A middle-aged man in a loud plaid jacket and uncomfortable tie followed by a thin woman with a frozen smile were led by father Eustace to where Vincent sat in the corner.

Vincent’s chest ached. His hands were sweaty and he trembled. The fever was fear. The woman sat next to him and smiled, a good smile. Father Eustace stood in the background and glared.

She asked his name. Vincent’s answers were whispers. Maybe God wouldn’t hear. She asked him how old he was. He said, five. The woman asked him if he was happy.

In that instant he felt insane. Was he happy? Madness!

He forgot every warning and cried. He didn’t want to, but he couldn’t help it. He was only five. Without thinking, he turned to the woman and asked the only thing he could think to say.

“Is this Hell?”

The woman sat back as if she’d been struck. His simple question punched through the total self absorption of the adopting parent. The husband frowned in confusion. Father Eustace sensing wrong stepped in. Vincent, beyond caring, not seeing his eternal enemy through the veil of his tears, asked again.

“Please, is this hell?”

Father Eustace struck like a snake taking a rabbit and jerked Vincent from the chair. The woman wept.

“Child of Satan, you’ll never have a family, never! You don’t deserve a mother and father.” As he dragged Vincent away the woman wept aloud.

“See what you’ve done? You’ve made the good woman cry.”

All the way down the long hall with the polished wood floor, Father Eustace, slapped, pinched and shoved the small boy, and in the room where good boys were chosen, where good boys got families and escaped...hell, the woman cried.

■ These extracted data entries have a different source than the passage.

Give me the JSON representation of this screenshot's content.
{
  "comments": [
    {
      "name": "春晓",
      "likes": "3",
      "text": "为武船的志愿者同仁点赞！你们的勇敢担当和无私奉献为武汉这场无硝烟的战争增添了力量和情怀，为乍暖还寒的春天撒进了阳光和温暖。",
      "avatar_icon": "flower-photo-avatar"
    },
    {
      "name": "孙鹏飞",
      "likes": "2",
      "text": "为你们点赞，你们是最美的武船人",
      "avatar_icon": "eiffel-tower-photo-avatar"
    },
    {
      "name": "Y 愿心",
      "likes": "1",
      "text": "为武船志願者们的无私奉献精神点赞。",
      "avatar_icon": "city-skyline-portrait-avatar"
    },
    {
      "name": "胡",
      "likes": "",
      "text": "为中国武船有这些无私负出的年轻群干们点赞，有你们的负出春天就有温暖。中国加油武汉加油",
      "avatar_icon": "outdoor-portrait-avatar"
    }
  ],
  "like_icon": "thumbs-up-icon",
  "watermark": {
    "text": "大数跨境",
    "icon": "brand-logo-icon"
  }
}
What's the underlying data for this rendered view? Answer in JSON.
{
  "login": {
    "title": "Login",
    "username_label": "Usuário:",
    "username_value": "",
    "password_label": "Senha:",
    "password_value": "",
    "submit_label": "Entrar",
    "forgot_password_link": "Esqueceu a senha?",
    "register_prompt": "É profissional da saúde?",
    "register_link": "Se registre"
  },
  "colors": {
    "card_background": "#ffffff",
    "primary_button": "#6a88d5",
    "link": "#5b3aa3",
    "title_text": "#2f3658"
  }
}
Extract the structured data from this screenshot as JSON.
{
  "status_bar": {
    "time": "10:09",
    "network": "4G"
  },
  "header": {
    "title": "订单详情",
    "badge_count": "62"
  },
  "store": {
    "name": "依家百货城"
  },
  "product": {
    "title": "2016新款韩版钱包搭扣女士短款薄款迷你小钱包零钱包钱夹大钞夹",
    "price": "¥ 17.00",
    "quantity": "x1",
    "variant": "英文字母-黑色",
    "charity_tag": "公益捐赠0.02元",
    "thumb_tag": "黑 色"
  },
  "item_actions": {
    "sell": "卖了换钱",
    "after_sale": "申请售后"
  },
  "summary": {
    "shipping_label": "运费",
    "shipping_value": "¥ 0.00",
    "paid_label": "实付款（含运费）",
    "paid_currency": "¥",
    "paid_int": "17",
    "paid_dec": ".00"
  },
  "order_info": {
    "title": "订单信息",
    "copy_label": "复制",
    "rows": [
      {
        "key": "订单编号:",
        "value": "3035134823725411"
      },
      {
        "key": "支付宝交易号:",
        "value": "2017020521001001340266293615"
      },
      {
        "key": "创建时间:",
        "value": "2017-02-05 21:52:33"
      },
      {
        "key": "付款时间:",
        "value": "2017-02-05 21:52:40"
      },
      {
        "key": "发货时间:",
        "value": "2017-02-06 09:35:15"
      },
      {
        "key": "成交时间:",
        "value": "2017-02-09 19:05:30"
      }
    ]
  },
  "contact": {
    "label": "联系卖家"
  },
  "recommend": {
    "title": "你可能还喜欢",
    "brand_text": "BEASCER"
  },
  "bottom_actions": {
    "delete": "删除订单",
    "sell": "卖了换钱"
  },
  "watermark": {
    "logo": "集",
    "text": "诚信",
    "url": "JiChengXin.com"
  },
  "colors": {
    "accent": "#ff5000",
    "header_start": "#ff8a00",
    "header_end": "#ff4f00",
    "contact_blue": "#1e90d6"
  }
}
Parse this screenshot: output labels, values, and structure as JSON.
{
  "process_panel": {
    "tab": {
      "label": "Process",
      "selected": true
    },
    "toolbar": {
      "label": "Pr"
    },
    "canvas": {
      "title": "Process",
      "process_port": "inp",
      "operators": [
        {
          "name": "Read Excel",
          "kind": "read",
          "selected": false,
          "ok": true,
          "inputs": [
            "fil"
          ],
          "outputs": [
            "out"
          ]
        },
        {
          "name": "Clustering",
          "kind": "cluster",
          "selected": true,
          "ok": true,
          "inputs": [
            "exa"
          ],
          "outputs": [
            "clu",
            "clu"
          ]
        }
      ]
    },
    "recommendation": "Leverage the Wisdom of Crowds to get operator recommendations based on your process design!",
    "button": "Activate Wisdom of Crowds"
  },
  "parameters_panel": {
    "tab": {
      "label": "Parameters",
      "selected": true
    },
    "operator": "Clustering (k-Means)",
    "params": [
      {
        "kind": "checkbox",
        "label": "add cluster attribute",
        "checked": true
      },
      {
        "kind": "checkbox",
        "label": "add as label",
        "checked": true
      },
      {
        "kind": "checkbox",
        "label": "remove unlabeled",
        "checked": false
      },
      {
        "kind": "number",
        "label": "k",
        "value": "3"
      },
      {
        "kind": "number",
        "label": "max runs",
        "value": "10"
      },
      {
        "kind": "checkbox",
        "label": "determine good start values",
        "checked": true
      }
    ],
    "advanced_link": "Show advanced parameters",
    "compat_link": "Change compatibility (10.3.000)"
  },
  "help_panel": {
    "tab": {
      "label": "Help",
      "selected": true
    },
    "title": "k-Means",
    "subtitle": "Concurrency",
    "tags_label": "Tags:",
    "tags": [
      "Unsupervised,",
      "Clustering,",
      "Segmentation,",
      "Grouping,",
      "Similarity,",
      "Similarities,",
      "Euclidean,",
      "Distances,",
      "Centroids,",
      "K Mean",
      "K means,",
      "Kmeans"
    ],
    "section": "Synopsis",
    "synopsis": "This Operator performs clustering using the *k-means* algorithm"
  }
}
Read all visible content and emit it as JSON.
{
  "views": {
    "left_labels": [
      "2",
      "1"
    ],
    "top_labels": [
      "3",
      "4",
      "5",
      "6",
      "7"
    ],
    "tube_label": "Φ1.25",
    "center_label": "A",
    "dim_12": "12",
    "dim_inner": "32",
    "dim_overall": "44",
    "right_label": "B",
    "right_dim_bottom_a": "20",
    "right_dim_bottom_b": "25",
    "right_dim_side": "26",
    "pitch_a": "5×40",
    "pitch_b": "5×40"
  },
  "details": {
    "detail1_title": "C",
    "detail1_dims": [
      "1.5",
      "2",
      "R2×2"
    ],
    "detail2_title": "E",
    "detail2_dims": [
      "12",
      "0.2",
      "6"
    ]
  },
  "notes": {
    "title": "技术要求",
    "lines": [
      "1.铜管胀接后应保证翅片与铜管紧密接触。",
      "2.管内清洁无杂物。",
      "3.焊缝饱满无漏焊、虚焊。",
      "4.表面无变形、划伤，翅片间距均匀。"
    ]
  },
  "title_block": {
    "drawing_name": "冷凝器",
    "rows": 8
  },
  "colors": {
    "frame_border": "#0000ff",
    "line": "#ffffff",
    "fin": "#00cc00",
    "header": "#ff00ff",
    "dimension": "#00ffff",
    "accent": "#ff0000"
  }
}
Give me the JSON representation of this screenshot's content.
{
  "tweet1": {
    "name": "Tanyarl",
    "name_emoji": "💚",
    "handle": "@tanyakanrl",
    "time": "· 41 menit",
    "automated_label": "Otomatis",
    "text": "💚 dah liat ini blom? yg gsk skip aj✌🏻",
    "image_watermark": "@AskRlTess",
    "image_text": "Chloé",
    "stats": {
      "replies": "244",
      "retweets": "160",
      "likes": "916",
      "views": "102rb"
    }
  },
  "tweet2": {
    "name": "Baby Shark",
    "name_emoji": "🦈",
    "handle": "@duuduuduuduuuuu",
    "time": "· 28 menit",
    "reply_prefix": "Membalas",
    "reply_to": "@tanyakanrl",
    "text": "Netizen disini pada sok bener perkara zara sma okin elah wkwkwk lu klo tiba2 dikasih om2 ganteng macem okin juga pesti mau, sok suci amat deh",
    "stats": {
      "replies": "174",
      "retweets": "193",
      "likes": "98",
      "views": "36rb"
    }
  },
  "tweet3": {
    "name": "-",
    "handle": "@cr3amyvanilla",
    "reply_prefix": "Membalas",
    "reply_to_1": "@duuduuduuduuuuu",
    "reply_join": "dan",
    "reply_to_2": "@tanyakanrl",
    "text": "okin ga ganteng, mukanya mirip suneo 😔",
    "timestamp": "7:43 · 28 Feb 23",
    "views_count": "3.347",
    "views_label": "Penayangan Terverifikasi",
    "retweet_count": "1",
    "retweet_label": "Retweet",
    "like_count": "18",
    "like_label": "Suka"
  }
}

In the tower of his prison, safe from the world, Vincent hunched over, head nearly touching his knees, hands clutched to stone-hard stomach.

Then quickly, as they had never done in the past, the images and the torment faded. Vincent sat up slowly, still staring at the broken glass.

As clear as if she were still standing next to him, he saw the fine gold hair on the nape of Teresa’s neck as she leaned over to work on his hand. The image started the whole encounter unfolding in the minutest detail.

He whispered to himself. “Why didn’t she arrest me?” She cried. I shouldn’t have made her cry.” He stared at the bandage, turning his hand to see it from every angle. He didn’t notice the pain.

“Nice. Neat work. She thinks I’m insane, why shouldn’t she.”

Vincent shuddered with the strangeness of it all, to be so close.

“Better that she hate me, better she think I’m a pervert.”

His thoughts moved in so many layers his head hurt. Beneath the worry, a powerful need to see her again, but the need sank in a whirlpool of dread.

The predominant feeling was confusion, ruthlessly suppressed desire; not the undiluted physical attraction of a man for a sexually attractive woman. That he could deal with. Hidden beneath the swirl of conflicting pictures, memories, was affinity, the desire to be close to another human being. But this thing, this affinity was the most dangerous desire of all.